This week I’ve been thinking a lot about the rollercoaster of life, with all its ups and downs. Sometimes things are upbeat and moving along with excitement, but at other times our lives are trudging along to a slow, dirge like beat. The ups and downs of life dependent on many things: our mood, our schedule, what we eat, how we care for ourselves, but there is one constant in the midst of it all: Love.
When our lives are upbeat, Love is there. When our lives are slow and mournful, Love is there. When our lives are confusing and irregular, Love is there. God’s love is always there; the risen Christ living among us, even when life seems unbearable. It is in these most difficult moments that God carries us, in love, when we can’t move forward on our own.

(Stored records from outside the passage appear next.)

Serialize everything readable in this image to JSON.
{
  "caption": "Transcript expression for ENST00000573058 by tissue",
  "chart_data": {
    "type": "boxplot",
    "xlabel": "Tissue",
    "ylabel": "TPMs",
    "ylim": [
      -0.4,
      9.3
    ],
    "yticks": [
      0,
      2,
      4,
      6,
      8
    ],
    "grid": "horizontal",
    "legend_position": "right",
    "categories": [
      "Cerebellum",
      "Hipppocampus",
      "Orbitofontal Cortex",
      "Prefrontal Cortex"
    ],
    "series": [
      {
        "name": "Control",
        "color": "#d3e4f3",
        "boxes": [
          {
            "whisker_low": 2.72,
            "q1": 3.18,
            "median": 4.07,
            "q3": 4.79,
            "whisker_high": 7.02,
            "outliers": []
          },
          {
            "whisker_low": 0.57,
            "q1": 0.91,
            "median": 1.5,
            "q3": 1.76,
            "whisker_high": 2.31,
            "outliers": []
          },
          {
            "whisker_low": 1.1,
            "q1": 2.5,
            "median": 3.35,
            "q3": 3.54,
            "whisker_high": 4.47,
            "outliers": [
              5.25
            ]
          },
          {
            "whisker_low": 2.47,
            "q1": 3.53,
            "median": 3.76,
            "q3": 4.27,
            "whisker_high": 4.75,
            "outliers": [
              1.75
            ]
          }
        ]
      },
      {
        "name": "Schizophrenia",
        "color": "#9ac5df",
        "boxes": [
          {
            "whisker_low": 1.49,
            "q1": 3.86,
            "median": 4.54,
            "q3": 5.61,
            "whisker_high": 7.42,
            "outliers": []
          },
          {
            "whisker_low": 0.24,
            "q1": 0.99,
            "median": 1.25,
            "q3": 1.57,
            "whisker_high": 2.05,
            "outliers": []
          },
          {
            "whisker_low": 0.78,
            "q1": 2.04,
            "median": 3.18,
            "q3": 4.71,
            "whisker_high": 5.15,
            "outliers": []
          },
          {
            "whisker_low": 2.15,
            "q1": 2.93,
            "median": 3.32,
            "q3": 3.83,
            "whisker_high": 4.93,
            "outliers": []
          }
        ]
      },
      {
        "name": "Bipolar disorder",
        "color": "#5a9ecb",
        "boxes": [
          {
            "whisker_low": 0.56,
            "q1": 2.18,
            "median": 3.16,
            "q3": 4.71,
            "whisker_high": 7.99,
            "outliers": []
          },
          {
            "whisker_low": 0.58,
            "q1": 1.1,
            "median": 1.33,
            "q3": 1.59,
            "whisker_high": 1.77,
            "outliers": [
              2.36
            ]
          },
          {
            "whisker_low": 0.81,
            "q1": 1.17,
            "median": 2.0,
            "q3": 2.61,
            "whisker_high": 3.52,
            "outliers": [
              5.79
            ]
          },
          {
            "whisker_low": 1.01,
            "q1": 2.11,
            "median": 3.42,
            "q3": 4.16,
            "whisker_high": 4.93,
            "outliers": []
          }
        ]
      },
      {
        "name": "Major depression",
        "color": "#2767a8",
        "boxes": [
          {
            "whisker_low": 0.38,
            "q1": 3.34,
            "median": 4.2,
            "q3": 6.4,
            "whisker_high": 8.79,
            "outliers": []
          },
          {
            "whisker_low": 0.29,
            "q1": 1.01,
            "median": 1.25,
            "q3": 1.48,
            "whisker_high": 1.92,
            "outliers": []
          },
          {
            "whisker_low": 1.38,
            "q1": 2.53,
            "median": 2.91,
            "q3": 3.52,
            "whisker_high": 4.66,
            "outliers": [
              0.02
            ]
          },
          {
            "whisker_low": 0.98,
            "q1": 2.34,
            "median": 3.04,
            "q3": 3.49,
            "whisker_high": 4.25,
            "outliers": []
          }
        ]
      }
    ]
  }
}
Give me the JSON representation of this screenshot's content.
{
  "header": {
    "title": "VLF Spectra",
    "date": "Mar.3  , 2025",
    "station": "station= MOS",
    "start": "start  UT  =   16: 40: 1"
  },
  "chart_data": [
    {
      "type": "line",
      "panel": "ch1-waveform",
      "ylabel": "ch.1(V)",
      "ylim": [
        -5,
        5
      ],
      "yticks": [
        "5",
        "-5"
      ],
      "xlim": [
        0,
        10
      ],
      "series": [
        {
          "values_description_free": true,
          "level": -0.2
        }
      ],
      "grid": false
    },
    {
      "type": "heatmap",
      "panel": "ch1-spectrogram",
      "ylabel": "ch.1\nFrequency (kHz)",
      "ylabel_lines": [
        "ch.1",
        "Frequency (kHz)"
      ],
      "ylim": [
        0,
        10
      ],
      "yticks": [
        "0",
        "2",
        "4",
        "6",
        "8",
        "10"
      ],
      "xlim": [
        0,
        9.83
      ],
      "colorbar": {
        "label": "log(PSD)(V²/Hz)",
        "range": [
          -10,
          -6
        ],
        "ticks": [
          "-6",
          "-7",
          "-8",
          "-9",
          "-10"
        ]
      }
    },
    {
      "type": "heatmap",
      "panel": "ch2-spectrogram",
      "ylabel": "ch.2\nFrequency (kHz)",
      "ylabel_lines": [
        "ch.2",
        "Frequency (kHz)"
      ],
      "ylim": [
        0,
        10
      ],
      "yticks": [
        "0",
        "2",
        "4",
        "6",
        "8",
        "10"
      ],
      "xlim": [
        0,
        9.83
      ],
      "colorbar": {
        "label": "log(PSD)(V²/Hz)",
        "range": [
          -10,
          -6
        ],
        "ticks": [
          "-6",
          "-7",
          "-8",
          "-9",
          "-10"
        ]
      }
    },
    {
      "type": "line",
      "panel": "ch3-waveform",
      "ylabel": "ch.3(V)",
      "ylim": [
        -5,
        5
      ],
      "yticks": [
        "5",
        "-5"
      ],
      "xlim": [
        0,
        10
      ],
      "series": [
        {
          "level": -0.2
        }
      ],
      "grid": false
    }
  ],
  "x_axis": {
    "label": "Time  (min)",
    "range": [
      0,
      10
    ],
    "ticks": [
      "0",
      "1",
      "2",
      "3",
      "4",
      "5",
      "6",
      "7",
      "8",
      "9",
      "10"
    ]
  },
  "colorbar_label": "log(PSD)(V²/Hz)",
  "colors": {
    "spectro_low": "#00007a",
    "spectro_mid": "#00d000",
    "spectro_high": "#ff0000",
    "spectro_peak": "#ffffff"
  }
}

Yesterday, I had the opportunity to pray with a stranger who stoped at the church in the midst of an emotional crisis. To be honest, it is quite unusual for strangers stop at the church looking for prayer. We were rather surprised when this person opened the door and asked if there was a pastor around. Usually, when someone asks for the pastor they are in need of food, or finacial assistance, but not this time. In fact, my new friend commented on the situation, very aware that most people wouldn't randomly show up looking for prayer.
Once upon a time, it was common for people to seek out pastoral care during times of spiritual or emotional crisis, but today pastoral care seem to be the last thing people think about. People might reach out to their pastor or church family for support, but not always. In fact, I cannot tell you how many times the pastor is the last person to know about a crisis in the congregation. And those without a faith community are even less likely to seek out pastoral care. Truth is, pastors and churches that once provided extensive support to the community are becoming less and less relevant in a culture where “spiritual but not religious” has become a common phrase to talk about faith.
Ironically, it is our church family that we need most during these times. It is in community and relationship with others that we see and experience the risen Christ. It is in our relationships with other believers that we see God’s love, but this takes practice. If we don’t look for the risen Christ in the ups of life, we don’t know how to find him in the downs. It takes time to listen and feel God’s presence. But the more we see, hear, and feel God among us during the good times, the easier it is to recognize God’s presence in the difficult times.
This week, look for God’s love. Listen for God’s voice. And feel God’s presence. Practice looking for Christ now, so you can find him when you reach the top of the rollercoaster and everything drops out from under you. You’ll be glad to have God’s love close by to grab hold of you when you fall.